Misure di protezione per l’importazione di animali e prodotti animali da Paesi terzi
In caso di rischi per la salute, l’importazione di animali e prodotti animali da Paesi terzi può essere soggetta a misure di protezione. Restrizioni attualmente in vigore e procedura di canalizzazione per i sottoprodotti di origine animale.
Misure di protezione attuali
In caso di epizoozie o altri rischi, possono essere applicate ulteriori restrizioni o divieti all’importazione di animali e prodotti animali da Paesi terzi. Queste hanno la precedenza sulle condizioni ordinarie di importazione e si applicano anche alle autorizzazioni già concesse.
Le restrizioni e i blocchi attualmente in vigore sono disponibili qui:
Channelling
I prodotti animali che presentano un rischio elevato per le epizoozie o l’igiene alimentare possono essere trasportati direttamente dal posto di controllo frontaliero in Svizzera o nell'UE all'azienda di destinazione solo a condizioni speciali.
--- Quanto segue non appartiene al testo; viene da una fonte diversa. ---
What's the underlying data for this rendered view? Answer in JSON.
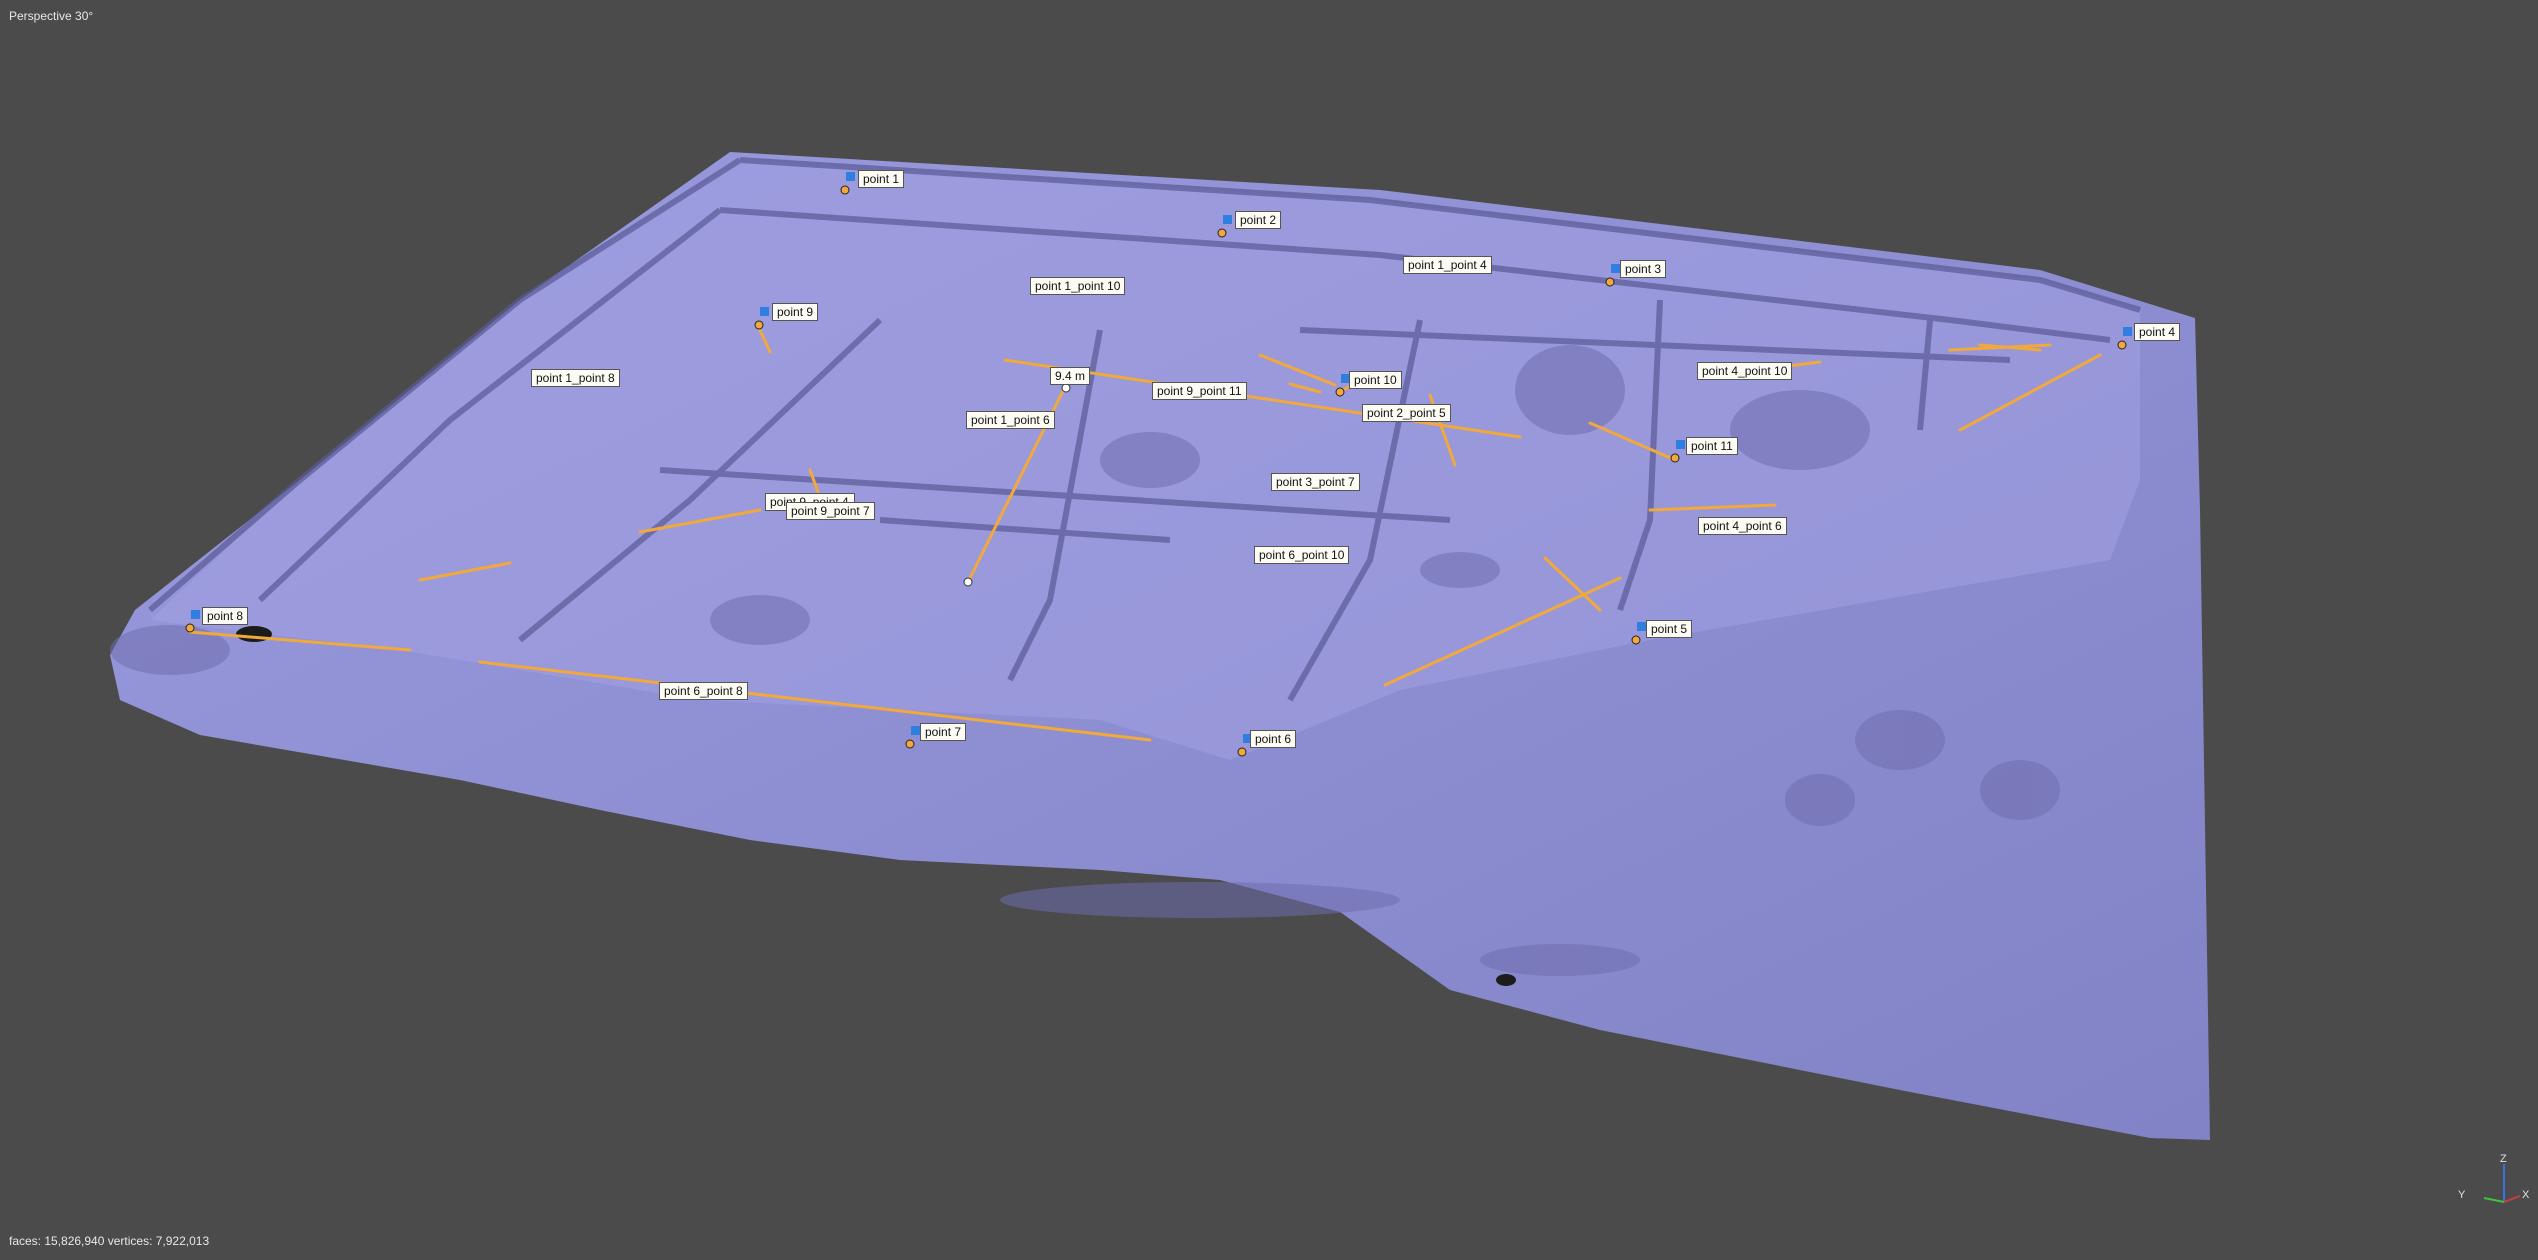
{
  "viewport": {
    "view_mode": "Perspective 30°",
    "stats": "faces: 15,826,940 vertices: 7,922,013",
    "background_color": "#4b4b4b",
    "mesh_color": "#8e8ed2",
    "measure_line_color": "#f2a93b",
    "marker_color": "#2f7fe0"
  },
  "markers": [
    {
      "id": "m1",
      "label": "point 1"
    },
    {
      "id": "m2",
      "label": "point 2"
    },
    {
      "id": "m3",
      "label": "point 3"
    },
    {
      "id": "m4",
      "label": "point 4"
    },
    {
      "id": "m5",
      "label": "point 5"
    },
    {
      "id": "m6",
      "label": "point 6"
    },
    {
      "id": "m7",
      "label": "point 7"
    },
    {
      "id": "m8",
      "label": "point 8"
    },
    {
      "id": "m9",
      "label": "point 9"
    },
    {
      "id": "m10",
      "label": "point 10"
    },
    {
      "id": "m11",
      "label": "point 11"
    }
  ],
  "measurements": [
    {
      "id": "l1",
      "label": "point 1_point 10"
    },
    {
      "id": "l2",
      "label": "point 1_point 4"
    },
    {
      "id": "l3",
      "label": "point 1_point 8"
    },
    {
      "id": "l4",
      "label": "point 1_point 6"
    },
    {
      "id": "l5",
      "label": "point 9_point 11"
    },
    {
      "id": "l6",
      "label": "point 2_point 5"
    },
    {
      "id": "l7",
      "label": "point 4_point 10"
    },
    {
      "id": "l8",
      "label": "point 3_point 7"
    },
    {
      "id": "l9",
      "label": "point 9_point 7"
    },
    {
      "id": "l10",
      "label": "point 6_point 10"
    },
    {
      "id": "l11",
      "label": "point 4_point 6"
    },
    {
      "id": "l12",
      "label": "point 6_point 8"
    },
    {
      "id": "l13",
      "label": "point 9_point 4"
    }
  ],
  "active_measurement": {
    "value": "9.4 m"
  },
  "axis_gizmo": {
    "x": "X",
    "y": "Y",
    "z": "Z"
  }
}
Per le condizioni di importazione applicabili a tali prodotti si rimanda al cosiddetto channelling (procedura di canalizzazione).
Per la ricezione di questo tipo di prodotti, l’azienda di destinazione deve disporre di un’omologazione supplementare. La semplice omologazione quale azienda di importazione non è sufficiente. Richiedere l'omologazione all’autorità cantonale competente. Dalla presentazione della domanda alla pubblicazione dell’azienda nell’elenco «Imprese svizzere che trattano sottoprodotti di origine animale» può trascorrere un po’ di tempo.
Le aziende omologate vengono registrate nell’elenco con la dicitura «CHAN» e vengono costantemente aggiornate. L’elenco è accessibile ai posti di controllo frontalieri svizzeri ed europei.
Una spedizione che utilizza la procedura di canalizzazione viene autorizzata solo se l’azienda è iscritta nell’elenco. Le aziende di destinazione devono comunicare il ricevimento della partita all’autorità cantonale competente entro un giorno lavorativo.